Di sisi lain, Ketua DAD Kapuas, Gumer L Satu, memberikan tanggapan yang lebih moderat terhadap situasi tersebut. Beliau mengakui bahwa menyampaikan aspirasi merupakan hak masyarakat yang tidak bisa dilarang. “Itu memang hak masyarakat, kami (DAD) tidak bisa melarang mereka untuk bersuara, karena itu hak mereka,” ujarnya setelah menerima perwakilan KMAD Kapuas Hilir pada 15 Maret 2025. Namun, Gumer juga menekankan pentingnya bukti-bukti yang melandasi penolakan tersebut, “Silahkan saja menyampaikan aspirasi, tapi itu harus berdasarkan bukti-bukti terhadap penolakan dan sebagainya sesuai yang ditulis di dalam surat penolakan itu.”
Menanggapi alasan spesifik penolakan karena damang kepala adat terpilih adalah perempuan, Gumer memberikan perspektif yang berbeda. Menurutnya, dalam peraturan daerah (Perda) Kapuas tentang adat tidak terdapat aturan yang membatasi jabatan tersebut berdasarkan gender. “Betul saja kalau sejarah, tetapi di dalam Perda kita tidak ada aturan yang seperti itu dan tidak disebutkan laki-laki atau perempuan. Pokoknya semua warga Dayak berhak, tidak ada larangan (untuk menjadi damang kepala adat),” jelasnya dengan tegas. Pernyataan ini memperlihatkan adanya kesenjangan antara interpretasi tradisi historis dan kerangka hukum modern yang berlaku saat ini.
Kontroversi ini menyoroti dilema yang sering dihadapi oleh masyarakat adat di seluruh Indonesia: bagaimana menyeimbangkan penghormatan terhadap tradisi leluhur dengan tuntutan perubahan sosial dan kesetaraan gender di era modern. Di satu sisi, penghormatan terhadap tradisi merupakan inti dari identitas budaya masyarakat adat.
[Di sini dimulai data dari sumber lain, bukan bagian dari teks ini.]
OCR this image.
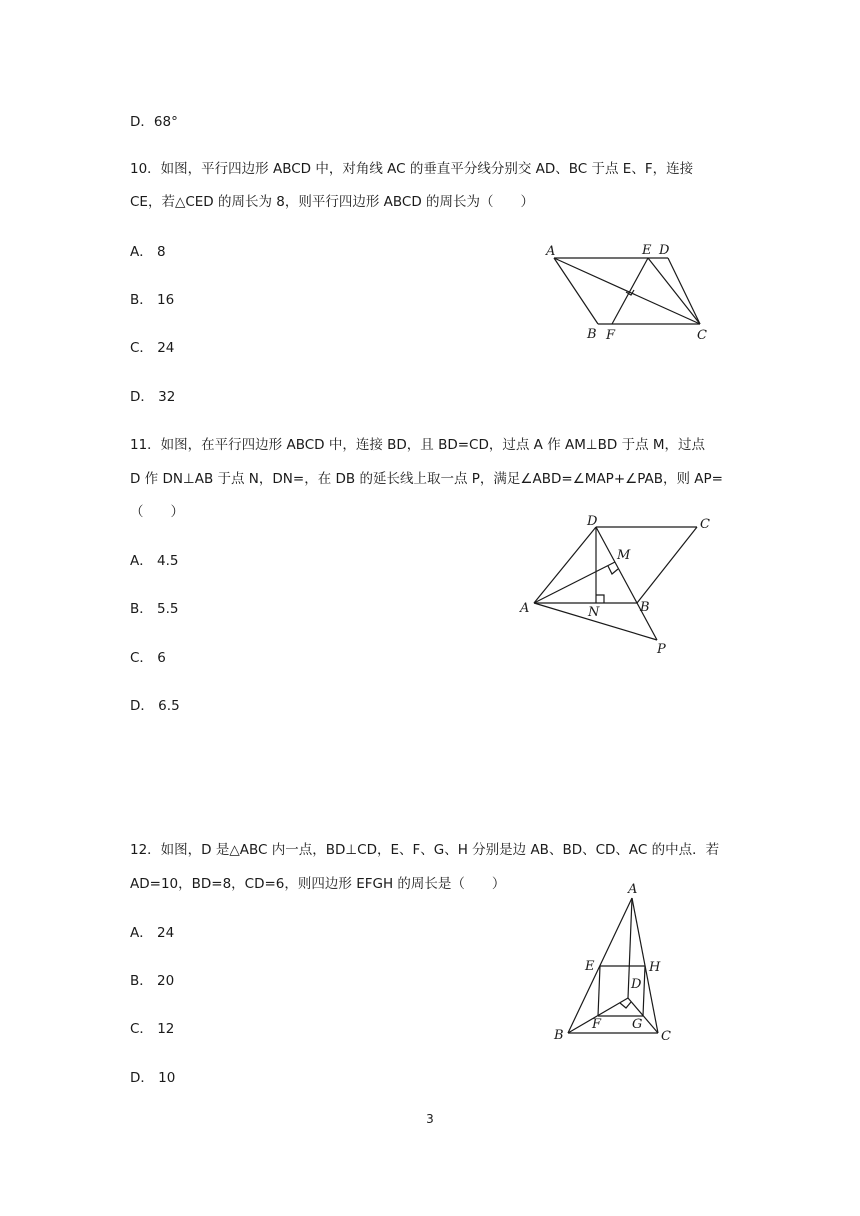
D．68°
10．如图，平行四边形 ABCD 中，对角线 AC 的垂直平分线分别交 AD、BC 于点 E、F，连接
CE，若△CED 的周长为 8，则平行四边形 ABCD 的周长为（　　）
A． 8
B． 16
C． 24
D． 32
A	E D
B F	C
11．如图，在平行四边形 ABCD 中，连接 BD，且 BD=CD，过点 A 作 AM⊥BD 于点 M，过点
D 作 DN⊥AB 于点 N，DN=，在 DB 的延长线上取一点 P，满足∠ABD=∠MAP+∠PAB，则 AP=
（　　）
A． 4.5
B． 5.5
C． 6
D． 6.5
D	C
M
A	N	B
P
12．如图，D 是△ABC 内一点，BD⊥CD，E、F、G、H 分别是边 AB、BD、CD、AC 的中点．若
AD=10，BD=8，CD=6，则四边形 EFGH 的周长是（　　）
A． 24
B． 20
C． 12
D． 10
A
E	H
D
F G
B	C
3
Di sisi lain, prinsip kesetaraan dan non-diskriminasi menjadi nilai universal yang semakin diterima secara global dan tercermin dalam berbagai peraturan formal, termasuk peraturan daerah.
Sebagai langkah konkret untuk menangani situasi ini, DAD Kapuas berencana membentuk tim khusus untuk menyelesaikan permasalahan tersebut. “Kalau itu ranahnya adat, DAD akan membentuk tim untuk menyelesaikan masalah itu,” ungkap Gumer L Satu. Pendekatan ini menunjukkan bahwa DAD Kapuas mengakui kompleksitas dari permasalahan yang ada dan berusaha mencari jalan tengah yang dapat menghormati tradisi sekaligus mengakomodasi perkembangan nilai-nilai modern.
Perkembangan kasus ini akan menjadi preseden penting bagi diskusi tentang dinamika gender dalam kepemimpinan adat di Indonesia. Bagaimana resolusi akhir dari kontroversi ini akan memberikan gambaran tentang kemampuan masyarakat adat untuk beradaptasi dengan perubahan sosial sambil tetap mempertahankan nilai-nilai budaya yang mereka junjung tinggi. Apapun hasilnya, dialog yang terbuka dan saling menghormati antara berbagai pihak akan menjadi kunci dalam mencapai kesepakatan yang dapat diterima oleh semua elemen masyarakat.
Kontroversi di Kapuas Hilir ini bukan hanya tentang satu posisi kepemimpinan lokal, tetapi juga mencerminkan perdebatan yang lebih luas tentang modernisasi dan pelestarian nilai-nilai adat, serta bagaimana kedua aspek ini dapat hidup berdampingan di Indonesia yang terus berkembang. Masyarakat akan mengamati dengan seksama bagaimana pemangku kepentingan lokal menangani situasi sensitif ini, yang hasilnya berpotensi memengaruhi dinamika sosial budaya serupa di daerah lain di masa mendatang.